Epheser 2,4-6 «Ma Dio, che è ricco di misericordia, per il grande amore con cui ci ha amati, anche quando eravamo morti nei nostri peccati, ci ha vivificati con Cristo (per grazia siete stati salvati), ci ha risuscitati con lui e ci ha fatti sedere con lui nei cieli in Cristo Gesù».

Ma la forza della risurrezione si manifesta non solo nella salvezza e nel rinnovamento spirituale della persona, ma anche continuamente nella vita quotidiana di ogni credente:

Kolosser 3,1 “Se siete risorti con Cristo, cercate ciò che è in alto, dove è Cristo, seduto alla destra di Dio”.
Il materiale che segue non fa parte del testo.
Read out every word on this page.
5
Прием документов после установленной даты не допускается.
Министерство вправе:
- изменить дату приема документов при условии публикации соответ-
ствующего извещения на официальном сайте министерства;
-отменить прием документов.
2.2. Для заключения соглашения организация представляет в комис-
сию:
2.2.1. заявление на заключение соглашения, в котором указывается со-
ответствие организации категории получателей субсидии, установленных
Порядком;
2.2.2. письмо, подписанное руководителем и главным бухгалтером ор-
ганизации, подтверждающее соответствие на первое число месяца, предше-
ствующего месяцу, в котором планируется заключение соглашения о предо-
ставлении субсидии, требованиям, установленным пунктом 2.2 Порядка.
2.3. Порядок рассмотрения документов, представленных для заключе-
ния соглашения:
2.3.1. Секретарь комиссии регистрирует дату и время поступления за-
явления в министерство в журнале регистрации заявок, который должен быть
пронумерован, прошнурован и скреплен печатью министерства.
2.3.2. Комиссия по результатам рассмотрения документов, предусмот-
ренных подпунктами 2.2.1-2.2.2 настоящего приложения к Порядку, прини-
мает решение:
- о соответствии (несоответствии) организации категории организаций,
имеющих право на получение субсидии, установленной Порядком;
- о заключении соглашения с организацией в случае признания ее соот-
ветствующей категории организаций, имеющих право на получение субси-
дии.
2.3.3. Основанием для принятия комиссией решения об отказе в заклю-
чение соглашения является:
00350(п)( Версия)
La potenza della risurrezione ci dà la capacità non solo di iniziare una nuova vita ma anche di continuarla. Ti senti tormentato da sensi di colpa, hai la coscienza sporca o non riesci a dormire la notte? Ecco un messaggio incoraggiante: Gesù ha preso tutta la tua colpa, tutti i tuoi errori e i tuoi peccati e ne ha portato il castigo sulla croce. Quando accetterai questo nel profondo del tuo cuore per la grazia e l'amore di Dio, salterai di gioia. Sei veramente libero! Sperimenti il ​​potere di cambiare la vita della risurrezione di Gesù Cristo. Ecco perché Gesù disse:

Matthäus 11,28-30 «Venite a me, voi tutti che siete affaticati e oppressi, e io vi darò riposo. Prendete su di voi il mio giogo e imparate da me, perché io sono mite e umile di cuore, e troverete riposo per le vostre anime. Il mio giogo infatti è dolce e il mio peso leggero».

Riponi la tua piena fiducia in Gesù Cristo e credi in lui, e riceverai il perdono per i tuoi peccati e sarai trasformato in persone nuove.
Infine, leggiamo della potenza della sua risurrezione nel libro degli Atti.
Pietro risponde ai capi religiosi di Gerusalemme:

Apostelgeschichte 4,10-12 «Io dichiaro davanti a te e a tutto il popolo d'Israele che colui che voi avete crocifisso è stato guarito nel nome di Gesù Cristo di Nazaret, colui che Dio ha risuscitato dai morti. Perché Gesù è la pietra che voi costruttori avete rigettato, e che è diventata la pietra angolare. In lui solo è la salvezza; non vi è infatti altro nome in cielo mediante il quale si possa essere salvati».

Troverai il vero compimento solo in Gesù Cristo! Nel nome di Gesù, Amen!